Zimbabwe's civic leaders have been conducting a "Go Back and Vote Campaign" in South Africa, which hosts more than five million Zimbabwean exiles. But even they have conceded that there won't be any significant move by Zimbabweans back into the country to vote. "The majority of folks here [South Africa] are scared to go back because they believe South Africa won't allow them to come back after the elections ... Many of the folks are asylum-seekers and are not documented," said Tapera Kapuya, who represents the National Constitutional Assembly (NCA), which seeks constitutional change in Zimbabwe, in Johannesburg.

Mr Mugabe rejected demands by the opposition to give votes to Zimbabweans based abroad because he feared they would vote for his opponents. Other civic groups, allegedly working with the main opposition MDC in Zimbabwe, tried to provide free transport as part of the effort to get Zimbabweans to go back and vote.

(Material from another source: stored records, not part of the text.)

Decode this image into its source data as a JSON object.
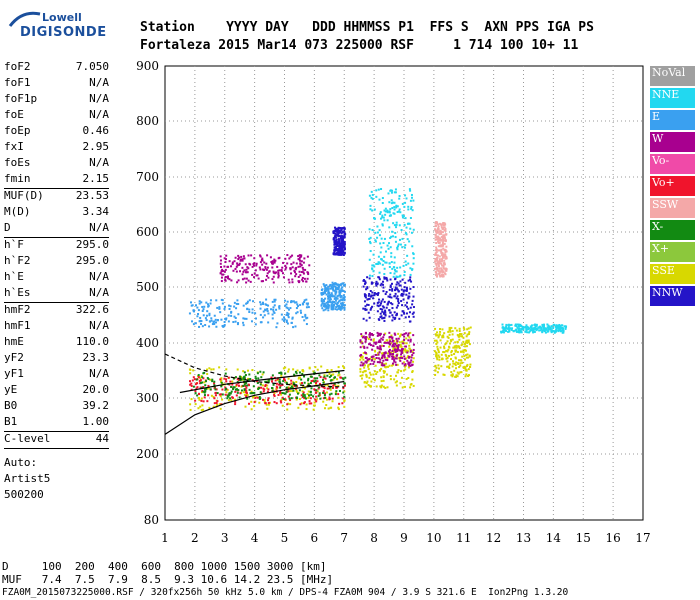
{
  "logo": {
    "line1": "Lowell",
    "line2": "DIGISONDE"
  },
  "header": {
    "row1": "Station    YYYY DAY   DDD HHMMSS P1  FFS S  AXN PPS IGA PS",
    "row2": "Fortaleza 2015 Mar14 073 225000 RSF     1 714 100 10+ 11"
  },
  "params": [
    {
      "k": "foF2",
      "v": "7.050"
    },
    {
      "k": "foF1",
      "v": "N/A"
    },
    {
      "k": "foF1p",
      "v": "N/A"
    },
    {
      "k": "foE",
      "v": "N/A"
    },
    {
      "k": "foEp",
      "v": "0.46"
    },
    {
      "k": "fxI",
      "v": "2.95"
    },
    {
      "k": "foEs",
      "v": "N/A"
    },
    {
      "k": "fmin",
      "v": "2.15"
    },
    {
      "k": "MUF(D)",
      "v": "23.53"
    },
    {
      "k": "M(D)",
      "v": "3.34"
    },
    {
      "k": "D",
      "v": "N/A"
    },
    {
      "k": "h`F",
      "v": "295.0"
    },
    {
      "k": "h`F2",
      "v": "295.0"
    },
    {
      "k": "h`E",
      "v": "N/A"
    },
    {
      "k": "h`Es",
      "v": "N/A"
    },
    {
      "k": "hmF2",
      "v": "322.6"
    },
    {
      "k": "hmF1",
      "v": "N/A"
    },
    {
      "k": "hmE",
      "v": "110.0"
    },
    {
      "k": "yF2",
      "v": "23.3"
    },
    {
      "k": "yF1",
      "v": "N/A"
    },
    {
      "k": "yE",
      "v": "20.0"
    },
    {
      "k": "B0",
      "v": "39.2"
    },
    {
      "k": "B1",
      "v": "1.00"
    },
    {
      "k": "C-level",
      "v": "44"
    }
  ],
  "auto": {
    "l1": "Auto:",
    "l2": "Artist5",
    "l3": "500200"
  },
  "legend": [
    {
      "label": "NoVal",
      "color": "#a0a0a0"
    },
    {
      "label": "NNE",
      "color": "#22d8f0"
    },
    {
      "label": "E",
      "color": "#3aa0f0"
    },
    {
      "label": "W",
      "color": "#a8008f"
    },
    {
      "label": "Vo-",
      "color": "#f04aa8"
    },
    {
      "label": "Vo+",
      "color": "#f0142c"
    },
    {
      "label": "SSW",
      "color": "#f4a8a8"
    },
    {
      "label": "X-",
      "color": "#128a12"
    },
    {
      "label": "X+",
      "color": "#8cc83c"
    },
    {
      "label": "SSE",
      "color": "#d8d800"
    },
    {
      "label": "NNW",
      "color": "#2414c8"
    }
  ],
  "footer": {
    "d_row": "D     100  200  400  600  800 1000 1500 3000 [km]",
    "muf_row": "MUF   7.4  7.5  7.9  8.5  9.3 10.6 14.2 23.5 [MHz]",
    "file_row": "FZA0M_2015073225000.RSF / 320fx256h 50 kHz 5.0 km / DPS-4 FZA0M 904 / 3.9 S 321.6 E  Ion2Png 1.3.20"
  },
  "chart_data": {
    "type": "scatter",
    "title": "",
    "xlabel": "",
    "ylabel": "",
    "xlim": [
      1,
      17
    ],
    "ylim": [
      80,
      900
    ],
    "x_ticks": [
      1,
      2,
      3,
      4,
      5,
      6,
      7,
      8,
      9,
      10,
      11,
      12,
      13,
      14,
      15,
      16,
      17
    ],
    "y_ticks": [
      80,
      200,
      300,
      400,
      500,
      600,
      700,
      800,
      900
    ],
    "grid": true,
    "clusters": [
      {
        "pol": "SSE",
        "x": [
          1.8,
          7.0
        ],
        "y": [
          280,
          360
        ]
      },
      {
        "pol": "SSE",
        "x": [
          7.5,
          9.3
        ],
        "y": [
          320,
          420
        ]
      },
      {
        "pol": "SSE",
        "x": [
          10.0,
          11.2
        ],
        "y": [
          340,
          430
        ]
      },
      {
        "pol": "E",
        "x": [
          1.8,
          5.8
        ],
        "y": [
          430,
          480
        ]
      },
      {
        "pol": "E",
        "x": [
          6.2,
          7.0
        ],
        "y": [
          460,
          510
        ]
      },
      {
        "pol": "NNW",
        "x": [
          7.6,
          9.3
        ],
        "y": [
          440,
          520
        ]
      },
      {
        "pol": "NNW",
        "x": [
          6.6,
          7.0
        ],
        "y": [
          560,
          610
        ]
      },
      {
        "pol": "W",
        "x": [
          2.8,
          5.8
        ],
        "y": [
          510,
          560
        ]
      },
      {
        "pol": "W",
        "x": [
          7.5,
          9.3
        ],
        "y": [
          360,
          420
        ]
      },
      {
        "pol": "Vo+",
        "x": [
          1.8,
          7.0
        ],
        "y": [
          290,
          340
        ]
      },
      {
        "pol": "NNE",
        "x": [
          7.8,
          9.3
        ],
        "y": [
          520,
          680
        ]
      },
      {
        "pol": "NNE",
        "x": [
          12.2,
          14.4
        ],
        "y": [
          420,
          435
        ]
      },
      {
        "pol": "SSW",
        "x": [
          10.0,
          10.4
        ],
        "y": [
          520,
          620
        ]
      },
      {
        "pol": "X-",
        "x": [
          1.9,
          7.0
        ],
        "y": [
          300,
          350
        ]
      }
    ],
    "trace_lines": [
      {
        "name": "",
        "x": [
          1.5,
          3,
          5,
          7
        ],
        "y": [
          310,
          325,
          338,
          350
        ]
      },
      {
        "name": "",
        "x": [
          1.0,
          2,
          3,
          4,
          5,
          6,
          7
        ],
        "y": [
          235,
          270,
          290,
          305,
          315,
          322,
          330
        ]
      },
      {
        "name": "",
        "x": [
          1.0,
          2,
          3,
          4,
          5,
          6,
          7
        ],
        "y": [
          380,
          355,
          340,
          330,
          325,
          322,
          320
        ]
      }
    ]
  }
}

But the plan lay in tatters yesterday after one of the buses carrying would-be voters was stopped by the police and army soon after it had crossed the Beitbridge border into Zimbabwe.

Mambo Rusere, a spokesman for the Zimbabwe Political Victims Association (Zipova), said his organisation was unsuccessfully trying to locate where the bus and passengers were being kept but believed they would only be released after voting today. He said Zipova believed the bus was impounded after its driver failed to provide a permit allowing it to ply the South Africa/Zimbabwe route.

Those who had swum across the crocodile-infested Limpopo River to settle illegally in South Africa said they did not think it was worth taking the risk again by going back to vote and then trying to return.